Awheaturris pahaoensis

Scientific classification
- Kingdom: Animalia
- Phylum: Mollusca
- Class: Gastropoda
- Subclass: Caenogastropoda
- Order: Neogastropoda
- Superfamily: Conoidea
- Family: Raphitomidae
- Genus: Awheaturris
- Species: A. pahaoensis
- Binomial name: Awheaturris pahaoensis (Vella, 1954)
- Synonyms: Awateria (Miowateria) pahaoensis Vella, 1954

= Awheaturris pahaoensis =

- Authority: (Vella, 1954)
- Synonyms: Awateria (Miowateria) pahaoensis Vella, 1954

Extinct species of gastropod

Awheaturris pahaoensis is an extinct species of sea snail, a marine gastropod mollusk in the family Raphitomidae.

==Description==
It was described by Vella in 1954 from fossil remains excavated in New Zealand.

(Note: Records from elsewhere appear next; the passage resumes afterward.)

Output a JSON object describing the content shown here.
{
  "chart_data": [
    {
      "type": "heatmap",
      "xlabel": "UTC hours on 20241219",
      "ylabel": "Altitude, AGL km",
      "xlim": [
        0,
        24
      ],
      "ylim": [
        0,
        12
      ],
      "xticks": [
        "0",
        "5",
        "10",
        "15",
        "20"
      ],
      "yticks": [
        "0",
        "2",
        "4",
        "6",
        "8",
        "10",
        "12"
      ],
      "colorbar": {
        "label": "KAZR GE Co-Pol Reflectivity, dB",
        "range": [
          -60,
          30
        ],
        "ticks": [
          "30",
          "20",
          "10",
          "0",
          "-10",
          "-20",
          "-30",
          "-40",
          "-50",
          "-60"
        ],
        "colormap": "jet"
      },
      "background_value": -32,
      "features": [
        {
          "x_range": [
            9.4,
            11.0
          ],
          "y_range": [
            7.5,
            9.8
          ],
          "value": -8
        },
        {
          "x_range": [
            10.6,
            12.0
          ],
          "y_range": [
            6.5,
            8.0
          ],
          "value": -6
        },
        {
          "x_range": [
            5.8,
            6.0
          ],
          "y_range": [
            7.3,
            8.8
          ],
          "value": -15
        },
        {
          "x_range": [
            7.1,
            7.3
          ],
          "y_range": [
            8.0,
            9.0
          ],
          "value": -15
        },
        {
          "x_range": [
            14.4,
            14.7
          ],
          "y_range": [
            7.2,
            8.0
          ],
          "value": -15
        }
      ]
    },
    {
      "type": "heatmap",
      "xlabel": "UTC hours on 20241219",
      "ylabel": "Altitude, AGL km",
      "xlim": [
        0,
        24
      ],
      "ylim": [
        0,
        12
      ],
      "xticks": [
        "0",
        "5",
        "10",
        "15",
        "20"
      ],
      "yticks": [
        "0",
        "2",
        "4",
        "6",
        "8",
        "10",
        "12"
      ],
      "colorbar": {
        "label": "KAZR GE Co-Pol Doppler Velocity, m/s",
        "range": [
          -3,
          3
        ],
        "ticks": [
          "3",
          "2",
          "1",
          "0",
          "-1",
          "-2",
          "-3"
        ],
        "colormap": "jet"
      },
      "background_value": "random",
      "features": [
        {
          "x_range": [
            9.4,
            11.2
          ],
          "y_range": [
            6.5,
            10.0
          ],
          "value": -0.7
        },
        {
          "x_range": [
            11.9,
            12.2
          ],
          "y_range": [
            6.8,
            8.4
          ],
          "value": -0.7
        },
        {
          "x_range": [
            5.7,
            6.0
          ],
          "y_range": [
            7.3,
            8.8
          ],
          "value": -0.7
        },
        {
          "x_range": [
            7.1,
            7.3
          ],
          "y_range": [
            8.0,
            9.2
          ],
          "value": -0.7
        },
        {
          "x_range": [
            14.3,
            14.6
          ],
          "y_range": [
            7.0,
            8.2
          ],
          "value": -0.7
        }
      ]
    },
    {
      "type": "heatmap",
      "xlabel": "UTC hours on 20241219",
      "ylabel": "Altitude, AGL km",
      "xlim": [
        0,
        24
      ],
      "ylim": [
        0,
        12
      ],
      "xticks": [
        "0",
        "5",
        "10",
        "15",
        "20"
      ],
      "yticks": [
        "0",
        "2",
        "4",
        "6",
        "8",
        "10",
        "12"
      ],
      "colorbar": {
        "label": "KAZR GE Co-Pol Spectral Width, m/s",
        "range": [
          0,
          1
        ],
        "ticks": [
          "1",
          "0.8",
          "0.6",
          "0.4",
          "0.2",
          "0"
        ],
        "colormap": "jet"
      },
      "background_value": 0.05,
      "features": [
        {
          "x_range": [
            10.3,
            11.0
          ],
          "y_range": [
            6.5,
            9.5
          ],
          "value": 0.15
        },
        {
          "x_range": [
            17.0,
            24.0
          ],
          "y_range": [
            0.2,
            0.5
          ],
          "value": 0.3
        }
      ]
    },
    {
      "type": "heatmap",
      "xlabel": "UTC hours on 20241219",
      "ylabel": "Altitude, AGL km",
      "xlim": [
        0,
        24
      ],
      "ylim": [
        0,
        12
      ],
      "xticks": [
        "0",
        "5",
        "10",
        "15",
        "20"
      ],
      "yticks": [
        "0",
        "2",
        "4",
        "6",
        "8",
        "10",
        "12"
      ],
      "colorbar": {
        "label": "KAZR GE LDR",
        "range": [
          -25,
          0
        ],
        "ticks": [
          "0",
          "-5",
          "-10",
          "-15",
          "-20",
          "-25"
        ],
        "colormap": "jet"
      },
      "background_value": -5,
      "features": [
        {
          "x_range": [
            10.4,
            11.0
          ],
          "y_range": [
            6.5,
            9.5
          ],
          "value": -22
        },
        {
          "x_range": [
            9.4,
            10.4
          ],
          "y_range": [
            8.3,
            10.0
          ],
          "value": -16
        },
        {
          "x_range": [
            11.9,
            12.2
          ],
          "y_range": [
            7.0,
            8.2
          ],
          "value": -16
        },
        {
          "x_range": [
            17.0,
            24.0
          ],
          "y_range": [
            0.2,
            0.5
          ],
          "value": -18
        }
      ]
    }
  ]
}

The fossil specimen measures 8.3 mm in length and 4.1 mm in diameter. It has a spindle-shaped shell with a long spire and a short body whorl. The shell is ornamented with longitudinal ribs that intersect with spiral cords, creating a reticulated pattern. The body whorl is smooth and glossy. The aperture is oval and has a thickened outer lip.
==Distribution==
Fossils of Awheaturris pahaoensis have been found in Miocene strata in New Zealand, encompassing the time period between 11.608 and 5.332 million years ago. This species is named after the Pāhaoa River, also located in New Zealand, where the fossil specimens were discovered.